WHAT CLOUDFLARE ACTUALLY DOES
Cloudflare sits between the public internet and the origin servers of millions of websites. It absorbs DDoS attacks, caches static content close to users, and terminates TLS connections — meaning it sees the unencrypted traffic of a meaningful share of the web before re-encrypting it onward.
THE EDGE NETWORK
Cloudflare runs points of presence in over 330 cities. Every PoP can serve every customer because configuration is pushed globally within seconds. This anycast architecture is why a small site gets the same DDoS protection as a Fortune 500 — the same hardware handles both.
THE CONCENTRATION PROBLEM
When Cloudflare has an outage, large parts of the visible web go dark simultaneously — Discord, Shopify storefronts, news sites, government portals. Roughly one-fifth of all websites depend on it. The internet was designed to be decentralized; the economics of edge infrastructure have re-centralized it into a handful of providers.
THE BUSINESS MODEL
Cloudflare's free tier is the loss leader: it onboards millions of small sites, which generates the traffic data and threat intelligence that makes the paid enterprise tier valuable.
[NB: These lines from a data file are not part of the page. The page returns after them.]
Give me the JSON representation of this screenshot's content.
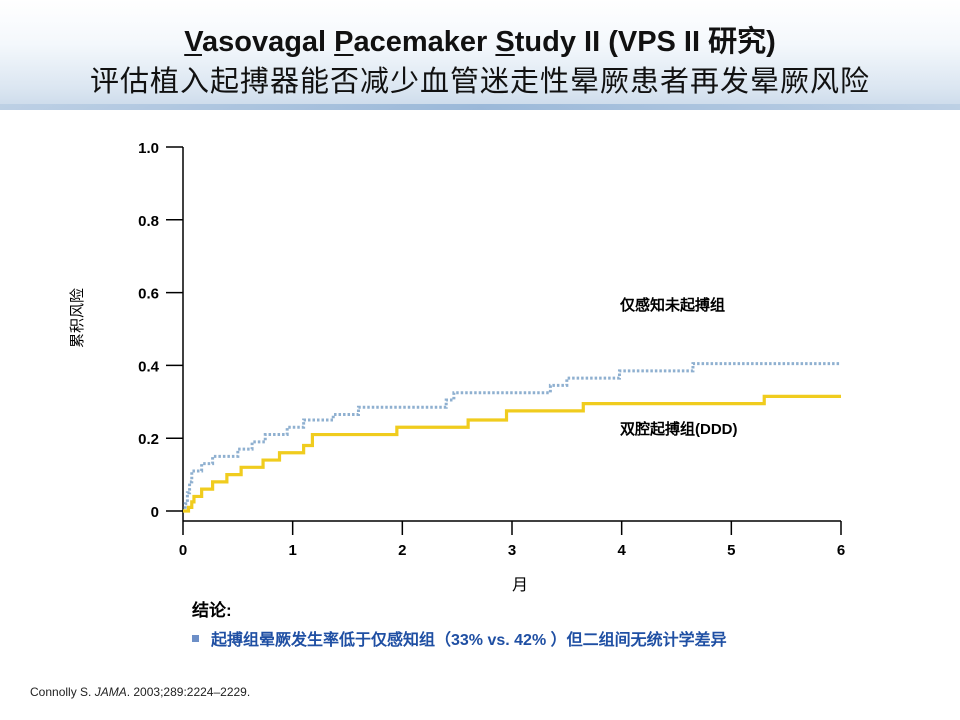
{
  "header": {
    "title_parts": [
      "V",
      "asovagal ",
      "P",
      "acemaker ",
      "S",
      "tudy II (VPS II 研究)"
    ],
    "subtitle": "评估植入起搏器能否减少血管迷走性晕厥患者再发晕厥风险"
  },
  "chart_data": {
    "type": "line",
    "xlabel": "月",
    "ylabel": "累积风险",
    "xlim": [
      0,
      6
    ],
    "ylim": [
      0,
      1.0
    ],
    "x_ticks": [
      "0",
      "1",
      "2",
      "3",
      "4",
      "5",
      "6"
    ],
    "y_ticks": [
      "0",
      "0.2",
      "0.4",
      "0.6",
      "0.8",
      "1.0"
    ],
    "grid": false,
    "series": [
      {
        "name": "仅感知未起搏组",
        "color": "#8fb0d0",
        "style": "dotted",
        "points": [
          [
            0,
            0
          ],
          [
            0.02,
            0.02
          ],
          [
            0.04,
            0.05
          ],
          [
            0.06,
            0.08
          ],
          [
            0.08,
            0.11
          ],
          [
            0.17,
            0.13
          ],
          [
            0.27,
            0.15
          ],
          [
            0.5,
            0.17
          ],
          [
            0.63,
            0.19
          ],
          [
            0.75,
            0.21
          ],
          [
            0.95,
            0.23
          ],
          [
            1.1,
            0.25
          ],
          [
            1.37,
            0.265
          ],
          [
            1.6,
            0.285
          ],
          [
            2.4,
            0.305
          ],
          [
            2.47,
            0.325
          ],
          [
            3.35,
            0.345
          ],
          [
            3.5,
            0.365
          ],
          [
            3.98,
            0.385
          ],
          [
            4.65,
            0.405
          ],
          [
            6.0,
            0.405
          ]
        ]
      },
      {
        "name": "双腔起搏组(DDD)",
        "color": "#f0cc1e",
        "style": "solid",
        "points": [
          [
            0,
            0
          ],
          [
            0.05,
            0.01
          ],
          [
            0.08,
            0.025
          ],
          [
            0.1,
            0.04
          ],
          [
            0.17,
            0.06
          ],
          [
            0.27,
            0.08
          ],
          [
            0.4,
            0.1
          ],
          [
            0.53,
            0.12
          ],
          [
            0.73,
            0.14
          ],
          [
            0.88,
            0.16
          ],
          [
            1.1,
            0.18
          ],
          [
            1.18,
            0.21
          ],
          [
            1.95,
            0.23
          ],
          [
            2.6,
            0.25
          ],
          [
            2.95,
            0.275
          ],
          [
            3.65,
            0.295
          ],
          [
            5.3,
            0.315
          ],
          [
            6.0,
            0.315
          ]
        ]
      }
    ]
  },
  "conclusion": {
    "title": "结论:",
    "bullet": "起搏组晕厥发生率低于仅感知组（33% vs. 42% ）但二组间无统计学差异"
  },
  "citation": {
    "author": "Connolly S. ",
    "journal": "JAMA",
    "details": ". 2003;289:2224–2229."
  },
  "colors": {
    "title": "#111111",
    "accent_blue": "#1f4fa3",
    "bullet_square": "#6d8fc7"
  }
}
The same DDoS attack hitting a free blog teaches the network how to defend a bank.
THE TECH LAYOFF ARC
The 2022–2026 layoff cycle at large tech firms followed a pattern: hiring overshoot during the zero-rate pandemic boom, then sharp cuts as interest rates rose and AI capex displaced headcount budgets. Cloudflare's cut joins Meta, Google, Microsoft, and Amazon — each having shed five-figure headcounts since 2022.
THE TLS VANTAGE POINT
Because Cloudflare terminates encryption for its customers, it is one of a small number of private entities with visibility into a meaningful slice of the world's web traffic in plaintext. This is a governance question more than a technical one — the company's policies on law enforcement requests and content moderation effectively set norms for a fifth of the web.